# 2001 Keyless Remote FCC Part Number?



## Doc Hawk (Apr 8, 2005)

Hi Maxers,

I purchased my Maxima used, without a remote - it is equipped, but the dealer didn't have the FOB. I'm trying to replace it, and I've found some conflicting part numbers online. Some sites say that the KBRASTU15 fits the 02-04 Maxima, while others say that is the 01-04 model. Some sites show the NHVWBU43 matches the 01, while others say it is only for the 2000 Max. Which is correct? Since I'm buying online it'll be hard to return it if I get the wrong one.
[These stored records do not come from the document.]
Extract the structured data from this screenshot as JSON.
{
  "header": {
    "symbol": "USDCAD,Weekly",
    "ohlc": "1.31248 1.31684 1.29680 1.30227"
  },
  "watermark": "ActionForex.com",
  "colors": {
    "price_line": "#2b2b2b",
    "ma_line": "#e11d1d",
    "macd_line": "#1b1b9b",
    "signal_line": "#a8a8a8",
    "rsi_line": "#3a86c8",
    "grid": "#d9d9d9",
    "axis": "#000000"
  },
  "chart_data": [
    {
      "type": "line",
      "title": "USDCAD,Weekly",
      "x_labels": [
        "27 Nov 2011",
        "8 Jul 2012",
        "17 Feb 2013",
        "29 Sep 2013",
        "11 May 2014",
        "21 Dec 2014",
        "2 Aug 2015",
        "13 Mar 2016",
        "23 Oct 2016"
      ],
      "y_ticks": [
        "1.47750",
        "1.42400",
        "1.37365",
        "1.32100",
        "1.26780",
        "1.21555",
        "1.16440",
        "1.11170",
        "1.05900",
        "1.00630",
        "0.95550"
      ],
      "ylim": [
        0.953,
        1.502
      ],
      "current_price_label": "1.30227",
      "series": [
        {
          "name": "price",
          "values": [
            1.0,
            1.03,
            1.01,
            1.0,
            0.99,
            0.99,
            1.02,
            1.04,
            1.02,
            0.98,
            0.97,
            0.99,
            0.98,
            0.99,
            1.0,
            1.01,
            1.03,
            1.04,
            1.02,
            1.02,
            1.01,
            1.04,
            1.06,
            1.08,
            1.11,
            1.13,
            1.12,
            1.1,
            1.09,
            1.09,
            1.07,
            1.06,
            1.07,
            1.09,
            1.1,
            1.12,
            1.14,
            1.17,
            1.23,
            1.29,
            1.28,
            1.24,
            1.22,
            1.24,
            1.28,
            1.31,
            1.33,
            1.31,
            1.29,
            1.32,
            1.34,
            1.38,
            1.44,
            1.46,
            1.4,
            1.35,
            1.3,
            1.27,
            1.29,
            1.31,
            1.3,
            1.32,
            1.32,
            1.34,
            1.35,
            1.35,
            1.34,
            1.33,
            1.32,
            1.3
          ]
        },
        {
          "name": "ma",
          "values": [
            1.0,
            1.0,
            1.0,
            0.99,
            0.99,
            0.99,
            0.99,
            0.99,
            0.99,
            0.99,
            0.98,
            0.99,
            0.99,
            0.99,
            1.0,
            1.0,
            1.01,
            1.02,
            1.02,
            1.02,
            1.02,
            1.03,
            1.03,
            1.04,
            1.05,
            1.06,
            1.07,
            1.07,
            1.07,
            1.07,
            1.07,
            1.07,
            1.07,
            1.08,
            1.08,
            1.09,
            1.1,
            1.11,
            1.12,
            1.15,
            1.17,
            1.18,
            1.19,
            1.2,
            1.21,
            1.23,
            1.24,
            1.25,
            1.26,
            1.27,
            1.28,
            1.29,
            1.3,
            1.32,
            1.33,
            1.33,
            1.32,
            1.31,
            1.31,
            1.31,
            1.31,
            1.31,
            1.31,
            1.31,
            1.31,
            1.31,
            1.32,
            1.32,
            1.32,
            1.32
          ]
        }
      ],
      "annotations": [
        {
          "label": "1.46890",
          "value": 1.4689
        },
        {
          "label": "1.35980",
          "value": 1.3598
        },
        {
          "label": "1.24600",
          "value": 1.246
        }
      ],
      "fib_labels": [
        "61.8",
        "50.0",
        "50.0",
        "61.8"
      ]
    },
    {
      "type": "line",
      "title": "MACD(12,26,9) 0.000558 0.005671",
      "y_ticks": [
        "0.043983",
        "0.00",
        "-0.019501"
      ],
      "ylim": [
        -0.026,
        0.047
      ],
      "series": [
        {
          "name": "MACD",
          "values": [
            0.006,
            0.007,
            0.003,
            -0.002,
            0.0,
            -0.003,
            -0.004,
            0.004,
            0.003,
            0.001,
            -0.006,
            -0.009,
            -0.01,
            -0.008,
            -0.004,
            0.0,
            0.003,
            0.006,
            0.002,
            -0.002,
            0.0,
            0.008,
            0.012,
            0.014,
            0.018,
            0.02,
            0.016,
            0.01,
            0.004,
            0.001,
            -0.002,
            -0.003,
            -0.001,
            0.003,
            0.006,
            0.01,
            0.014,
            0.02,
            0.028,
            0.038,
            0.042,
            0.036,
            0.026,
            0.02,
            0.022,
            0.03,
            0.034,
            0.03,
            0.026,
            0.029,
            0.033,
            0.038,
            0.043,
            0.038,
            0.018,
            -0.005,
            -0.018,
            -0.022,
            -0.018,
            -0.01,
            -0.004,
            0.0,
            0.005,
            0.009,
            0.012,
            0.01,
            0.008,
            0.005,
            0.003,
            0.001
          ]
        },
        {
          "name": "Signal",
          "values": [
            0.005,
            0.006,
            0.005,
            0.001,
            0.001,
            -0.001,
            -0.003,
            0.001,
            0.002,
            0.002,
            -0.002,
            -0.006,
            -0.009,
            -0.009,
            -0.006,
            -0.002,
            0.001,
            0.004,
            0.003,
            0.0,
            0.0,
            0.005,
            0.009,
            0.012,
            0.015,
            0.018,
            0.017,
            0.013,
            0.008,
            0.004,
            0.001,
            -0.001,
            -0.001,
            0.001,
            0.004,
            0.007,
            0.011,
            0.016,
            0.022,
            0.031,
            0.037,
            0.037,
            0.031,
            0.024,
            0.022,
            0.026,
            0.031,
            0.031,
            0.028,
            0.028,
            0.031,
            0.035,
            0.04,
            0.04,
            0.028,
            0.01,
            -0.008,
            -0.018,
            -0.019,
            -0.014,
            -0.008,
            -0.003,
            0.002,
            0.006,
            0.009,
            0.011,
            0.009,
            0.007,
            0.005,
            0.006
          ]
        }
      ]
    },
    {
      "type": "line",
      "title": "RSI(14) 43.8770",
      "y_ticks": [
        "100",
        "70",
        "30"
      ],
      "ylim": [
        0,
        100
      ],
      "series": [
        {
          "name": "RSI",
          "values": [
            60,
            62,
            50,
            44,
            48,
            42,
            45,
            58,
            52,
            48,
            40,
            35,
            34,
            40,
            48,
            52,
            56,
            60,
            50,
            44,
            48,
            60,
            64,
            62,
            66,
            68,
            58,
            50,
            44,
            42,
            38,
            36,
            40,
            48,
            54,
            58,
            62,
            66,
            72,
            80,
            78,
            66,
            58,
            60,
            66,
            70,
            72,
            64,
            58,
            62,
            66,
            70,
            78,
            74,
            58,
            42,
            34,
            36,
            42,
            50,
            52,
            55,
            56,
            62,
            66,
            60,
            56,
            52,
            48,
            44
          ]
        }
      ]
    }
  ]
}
If some of you '01 owners would please post the FCC number from the back of your remote, I'd be much obliged.


Thanks for any help!

Doc Hawk
Central Coast, CA
'01 Pearl White Maxima SE


----------



## 05pathfinderguy (Apr 2, 2005)

Doc Hawk said:


> Hi Maxers,
> 
> I purchased my Maxima used, without a remote - it is equipped, but the dealer didn't have the FOB. I'm trying to replace it, and I've found some conflicting part numbers online. Some sites say that the KBRASTU15 fits the 02-04 Maxima, while others say that is the 01-04 model. Some sites show the NHVWBU43 matches the 01, while others say it is only for the 2000 Max. Which is correct? Since I'm buying online it'll be hard to return it if I get the wrong one. If some of you '01 owners would please post the FCC number from the back of your remote, I'd be much obliged.
> 
> ...


If youd like to send me your VIN, i will gladly look it up for you, and give you the nissan number as well as fcc.


----------



## silver maxse (Jun 13, 2017)

*[email protected]*

Need FCC Number inorder to get a Remote for my 2001 Nissan Maxima SE. can someone me, Please. Thanks, Mike


----------